Quelquefois, je me levais dès le point du jour et je prenais
la route de ***, courant et déclamant mes vers au milieu
d'une pluie battante. La cruelle se riait de mes amours
errantes et de mes soupirs! C'est pour elle que je composai
la pièce suivante, imitée d'une mélodie de de Thomas Moore :
Quand le plaisir brille
en tes yeux,
Pleins de douceur et d'espérance...
J'échappe
à ces amours volages pour raconter mes premières peines.
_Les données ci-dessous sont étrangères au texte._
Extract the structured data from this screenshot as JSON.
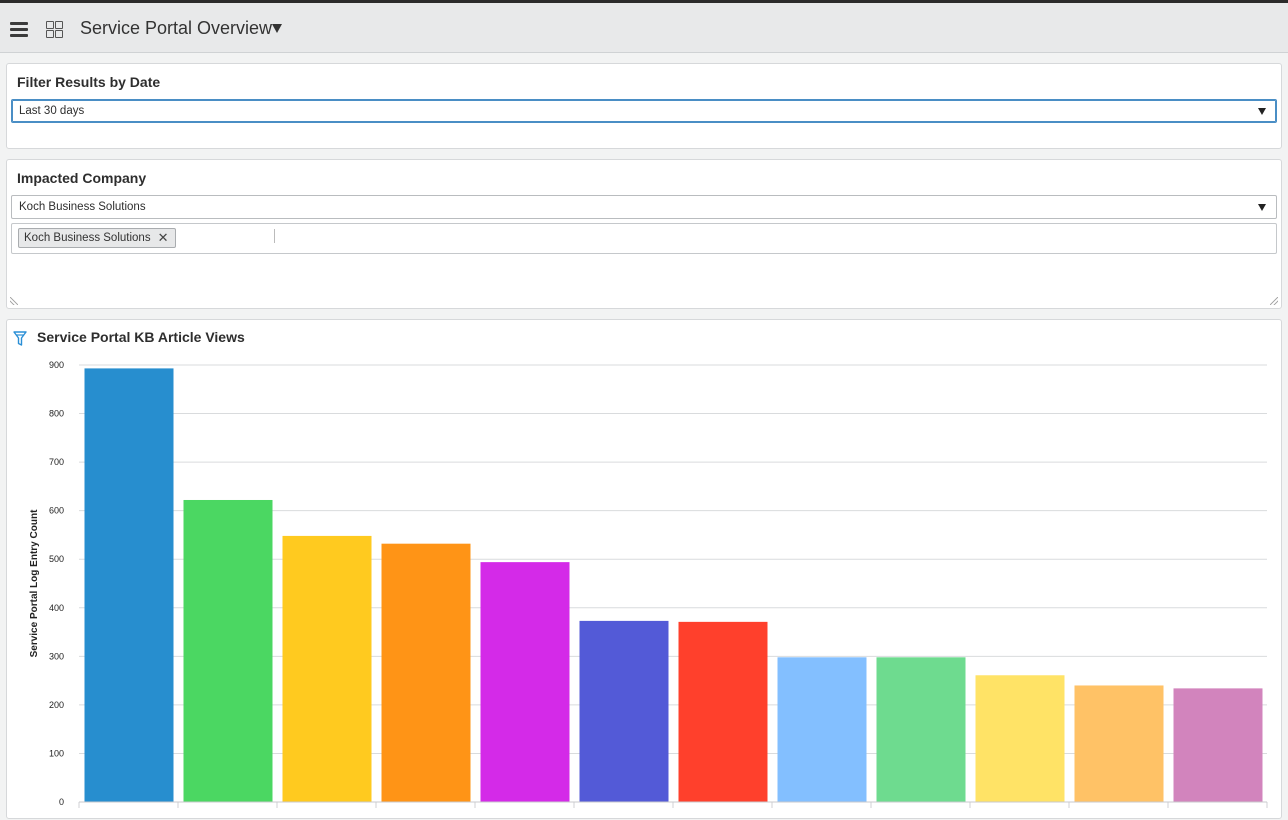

Jamais un mot blessant, un soupir impur, n'avaient rouillé
l'hommage que je rendais à mes cousines. Héloïse, la
première, me fit connaître la douleur. Elle avait pour
gouvernante une bonne vieille Italienne qui fut instruite de
mon amour. Celle-ci s'entendit avec la servante de mon père
pour nous procurer une entrevue. On me fit descendre en
secret dans une chambre où la figure d'Héloise était
représentée par un vaste tableau. Une épingle d'argent
perçait le nœud touffu de ses cheveux d'ébène, et son buste
étincelait comme celui d'une reine, pailleté de tresses d'or
sur un fond de soie et de velours. Éperdu, fou d'ivresse, je
m'étais jeté à genoux devant l'image; une porte s'ouvrit,
Héloïse vint à ma rencontre et me regarda d'un œil souriant.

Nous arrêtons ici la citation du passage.